Desde un punto de vista político, las exposiciones minoritarias pueden clasificarse de forma esquemática en dos grupos, dependiendo del criterio con el que la selección de la obra se realice: algunas son “universalistas,” otras trabajan con la lógica de las “políticas de identidad.” Desde el universalismo (tendencia dominante en las instituciones francesas), lo importante no es que estos trabajos hayan sido hechos por “mujeres,” “homosexuales”, “locos”, “indígenas” o “negros”, sinó que la experiencia que allí se vehicula o representa permite acceder a lo universal – es decir, puede ser absorbida por la narración hegemónica. Por el contrario, cuando se trabaja con la “políticas de identidad” como criterio se abren otros peligros: ¿Cómo decidir qué artistas son “mujeres”, “homosexuales” o “negros”? ¿utilizando criterios anatómicos, pruebas cromosómicas, actos de habla, confesiones de diario íntimo? En todos estos casos, el riesgo es el mismo: en lugar de deconstruir las tecnologías de dominación de género y sexual, la mayoría de exposiciones de artistas “mujeres”, “homosexuales” o “indigenistas”, contribuyen a renaturalizar las diferencias, integrándolas en la gran historia como una anécdota (un memorial de víctimas que permite celebrar el Día de la Mujer, o el todavía próximo Día para la Abolición de la Esclavitud), pero que lejos de sacudir la narración hegemónica, la reafirma.
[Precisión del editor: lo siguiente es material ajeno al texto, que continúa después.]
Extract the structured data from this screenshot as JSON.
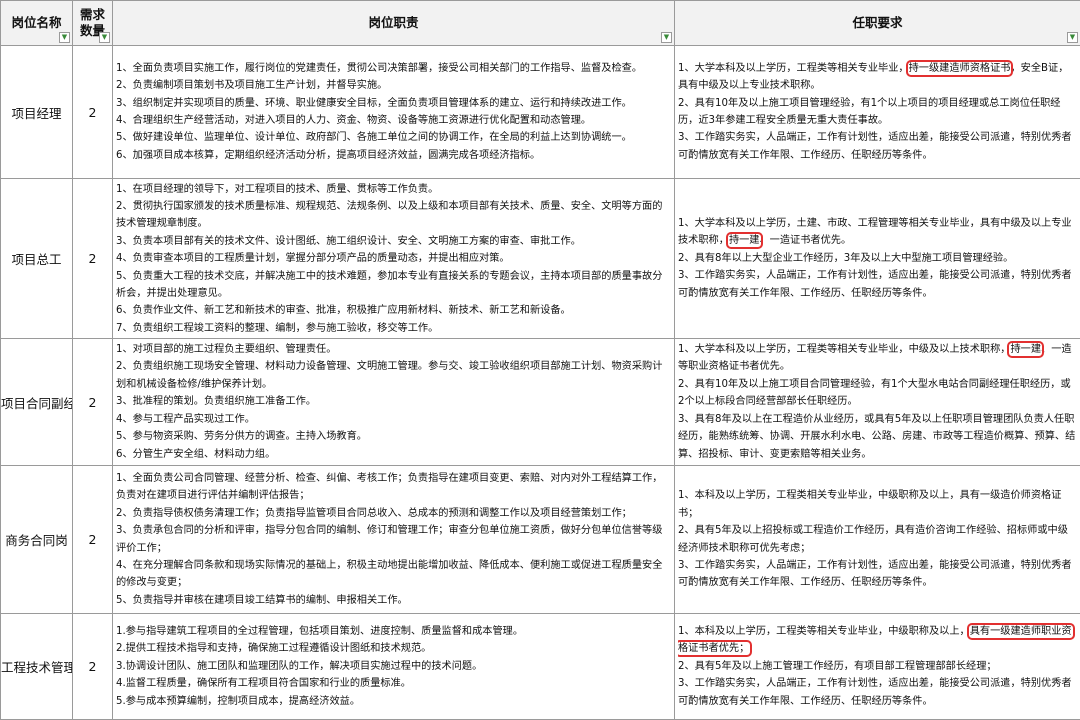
{
  "header": {
    "name": "岗位名称",
    "count": "需求数量",
    "duty": "岗位职责",
    "req": "任职要求"
  },
  "rows": [
    {
      "name": "项目经理",
      "count": "2",
      "duty": [
        "1、全面负责项目实施工作，履行岗位的党建责任，贯彻公司决策部署，接受公司相关部门的工作指导、监督及检查。",
        "2、负责编制项目策划书及项目施工生产计划，并督导实施。",
        "3、组织制定并实现项目的质量、环境、职业健康安全目标，全面负责项目管理体系的建立、运行和持续改进工作。",
        "4、合理组织生产经营活动，对进入项目的人力、资金、物资、设备等施工资源进行优化配置和动态管理。",
        "5、做好建设单位、监理单位、设计单位、政府部门、各施工单位之间的协调工作，在全局的利益上达到协调统一。",
        "6、加强项目成本核算，定期组织经济活动分析，提高项目经济效益，圆满完成各项经济指标。"
      ],
      "req": [
        [
          "1、大学本科及以上学历，工程类等相关专业毕业，",
          "持一级建造师资格证书",
          "，安全B证，具有中级及以上专业技术职称。"
        ],
        [
          "2、具有10年及以上施工项目管理经验，有1个以上项目的项目经理或总工岗位任职经历，近3年参建工程安全质量无重大责任事故。"
        ],
        [
          "3、工作踏实务实，人品端正，工作有计划性，适应出差，能接受公司派遣，特别优秀者可酌情放宽有关工作年限、工作经历、任职经历等条件。"
        ]
      ]
    },
    {
      "name": "项目总工",
      "count": "2",
      "duty": [
        "1、在项目经理的领导下，对工程项目的技术、质量、贯标等工作负责。",
        "2、贯彻执行国家颁发的技术质量标准、规程规范、法规条例、以及上级和本项目部有关技术、质量、安全、文明等方面的技术管理规章制度。",
        "3、负责本项目部有关的技术文件、设计图纸、施工组织设计、安全、文明施工方案的审查、审批工作。",
        "4、负责审查本项目的工程质量计划，掌握分部分项产品的质量动态，并提出相应对策。",
        "5、负责重大工程的技术交底，并解决施工中的技术难题，参加本专业有直接关系的专题会议，主持本项目部的质量事故分析会，并提出处理意见。",
        "6、负责作业文件、新工艺和新技术的审查、批准，积极推广应用新材料、新技术、新工艺和新设备。",
        "7、负责组织工程竣工资料的整理、编制，参与施工验收，移交等工作。"
      ],
      "req": [
        [
          "1、大学本科及以上学历，土建、市政、工程管理等相关专业毕业，具有中级及以上专业技术职称，",
          "持一建",
          "、一造证书者优先。"
        ],
        [
          "2、具有8年以上大型企业工作经历，3年及以上大中型施工项目管理经验。"
        ],
        [
          "3、工作踏实务实，人品端正，工作有计划性，适应出差，能接受公司派遣，特别优秀者可酌情放宽有关工作年限、工作经历、任职经历等条件。"
        ]
      ]
    },
    {
      "name": "项目合同副经理",
      "count": "2",
      "duty": [
        "1、对项目部的施工过程负主要组织、管理责任。",
        "2、负责组织施工现场安全管理、材料动力设备管理、文明施工管理。参与交、竣工验收组织项目部施工计划、物资采购计划和机械设备检修/维护保养计划。",
        "3、批准程的策划。负责组织施工准备工作。",
        "4、参与工程产品实现过工作。",
        "5、参与物资采购、劳务分供方的调查。主持入场教育。",
        "6、分管生产安全组、材料动力组。"
      ],
      "req": [
        [
          "1、大学本科及以上学历，工程类等相关专业毕业，中级及以上技术职称，",
          "持一建",
          "、一造等职业资格证书者优先。"
        ],
        [
          "2、具有10年及以上施工项目合同管理经验，有1个大型水电站合同副经理任职经历，或2个以上标段合同经营部部长任职经历。"
        ],
        [
          "3、具有8年及以上在工程造价从业经历，或具有5年及以上任职项目管理团队负责人任职经历，能熟练统筹、协调、开展水利水电、公路、房建、市政等工程造价概算、预算、结算、招投标、审计、变更索赔等相关业务。"
        ]
      ]
    },
    {
      "name": "商务合同岗",
      "count": "2",
      "duty": [
        "1、全面负责公司合同管理、经营分析、检查、纠偏、考核工作；负责指导在建项目变更、索赔、对内对外工程结算工作，负责对在建项目进行评估并编制评估报告；",
        "2、负责指导债权债务清理工作；负责指导监管项目合同总收入、总成本的预测和调整工作以及项目经营策划工作；",
        "3、负责承包合同的分析和评审，指导分包合同的编制、修订和管理工作；审查分包单位施工资质，做好分包单位信誉等级评价工作；",
        "4、在充分理解合同条款和现场实际情况的基础上，积极主动地提出能增加收益、降低成本、便利施工或促进工程质量安全的修改与变更；",
        "5、负责指导并审核在建项目竣工结算书的编制、申报相关工作。"
      ],
      "req": [
        [
          "1、本科及以上学历，工程类相关专业毕业，中级职称及以上，具有一级造价师资格证书；"
        ],
        [
          "2、具有5年及以上招投标或工程造价工作经历，具有造价咨询工作经验、招标师或中级经济师技术职称可优先考虑；"
        ],
        [
          "3、工作踏实务实，人品端正，工作有计划性，适应出差，能接受公司派遣，特别优秀者可酌情放宽有关工作年限、工作经历、任职经历等条件。"
        ]
      ]
    },
    {
      "name": "工程技术管理岗",
      "count": "2",
      "duty": [
        "1.参与指导建筑工程项目的全过程管理，包括项目策划、进度控制、质量监督和成本管理。",
        "2.提供工程技术指导和支持，确保施工过程遵循设计图纸和技术规范。",
        "3.协调设计团队、施工团队和监理团队的工作，解决项目实施过程中的技术问题。",
        "4.监督工程质量，确保所有工程项目符合国家和行业的质量标准。",
        "5.参与成本预算编制，控制项目成本，提高经济效益。"
      ],
      "req": [
        [
          "1、本科及以上学历，工程类等相关专业毕业，中级职称及以上，",
          "具有一级建造师职业资格证书者优先；"
        ],
        [
          "2、具有5年及以上施工管理工作经历，有项目部工程管理部部长经理；"
        ],
        [
          "3、工作踏实务实，人品端正，工作有计划性，适应出差，能接受公司派遣，特别优秀者可酌情放宽有关工作年限、工作经历、任职经历等条件。"
        ]
      ]
    }
  ]
}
Supongo que es por algunas de estas razones que hasta ahora he preferido no confrontarme con la exposición. Pero esta vez se trata de Carol Rama.
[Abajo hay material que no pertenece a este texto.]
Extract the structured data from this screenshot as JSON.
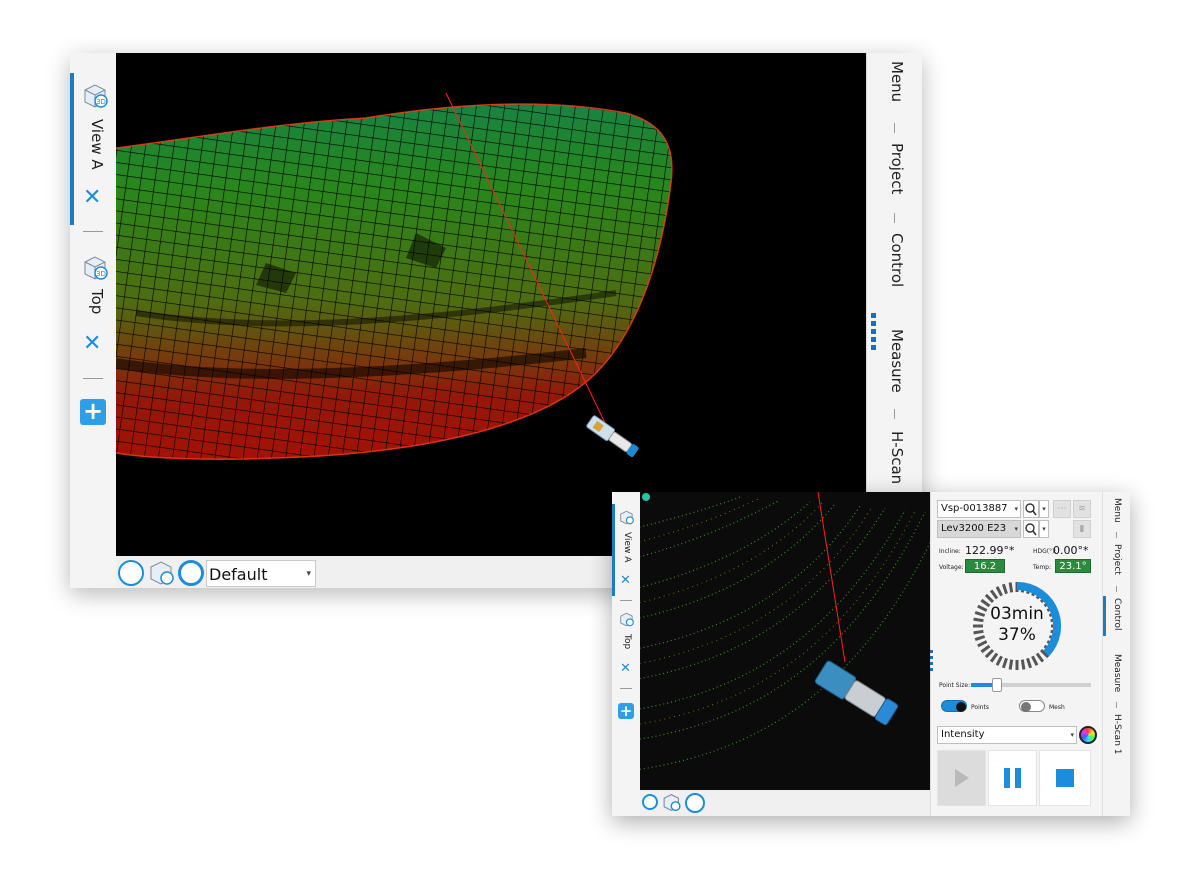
{
  "main_window": {
    "view_tabs": [
      {
        "label": "View A",
        "active": true
      },
      {
        "label": "Top",
        "active": false
      }
    ],
    "close_symbol": "✕",
    "add_symbol": "+",
    "preset": {
      "value": "Default"
    },
    "side_menu": [
      "Menu",
      "Project",
      "Control",
      "Measure",
      "H-Scan"
    ]
  },
  "scanner_window": {
    "view_tabs": [
      {
        "label": "View A",
        "active": true
      },
      {
        "label": "Top",
        "active": false
      }
    ],
    "close_symbol": "✕",
    "add_symbol": "+",
    "side_menu": [
      "Menu",
      "Project",
      "Control",
      "Measure",
      "H-Scan 1"
    ],
    "device": {
      "scanner": "Vsp-0013887",
      "model": "Lev3200 E23"
    },
    "readings": {
      "incline_label": "Incline:",
      "incline_value": "122.99°*",
      "hdg_label": "HDG(°):",
      "hdg_value": "0.00°*",
      "voltage_label": "Voltage:",
      "voltage_value": "16.2",
      "temp_label": "Temp:",
      "temp_value": "23.1°"
    },
    "progress": {
      "time": "03min",
      "percent_text": "37%",
      "fraction": 0.37
    },
    "point_size": {
      "label": "Point Size:",
      "fraction": 0.22
    },
    "toggles": {
      "points_label": "Points",
      "points_on": true,
      "mesh_label": "Mesh",
      "mesh_on": false
    },
    "color_mode": {
      "value": "Intensity"
    },
    "colors": {
      "accent": "#1c8ddb",
      "ok_green": "#2b8a3e",
      "viewport": "#000000"
    },
    "icons": [
      "search-icon",
      "wifi-icon",
      "play-icon",
      "pause-icon",
      "stop-icon",
      "color-wheel-icon"
    ]
  }
}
El trabajo al mismo tiempo monumental y casi totalmente desconocido de Carol Rama, se extiende desde 1936 hasta 2005. Una exposición de su obra podría constituir un contra-archivo del arte del siglo veinte que permita releer críticamente la historiografía dominante y cuestionar sus lugares comunes. La obra de Carol Rama es al mismo tiempo tan magistral como subversiva, tan marginal como irrefutable. Me atrevo a afirmar sin equivocarme que un día Carol Rama será tan imprescindible como lo son hoy Frida Khalo o Louise Bourgeois.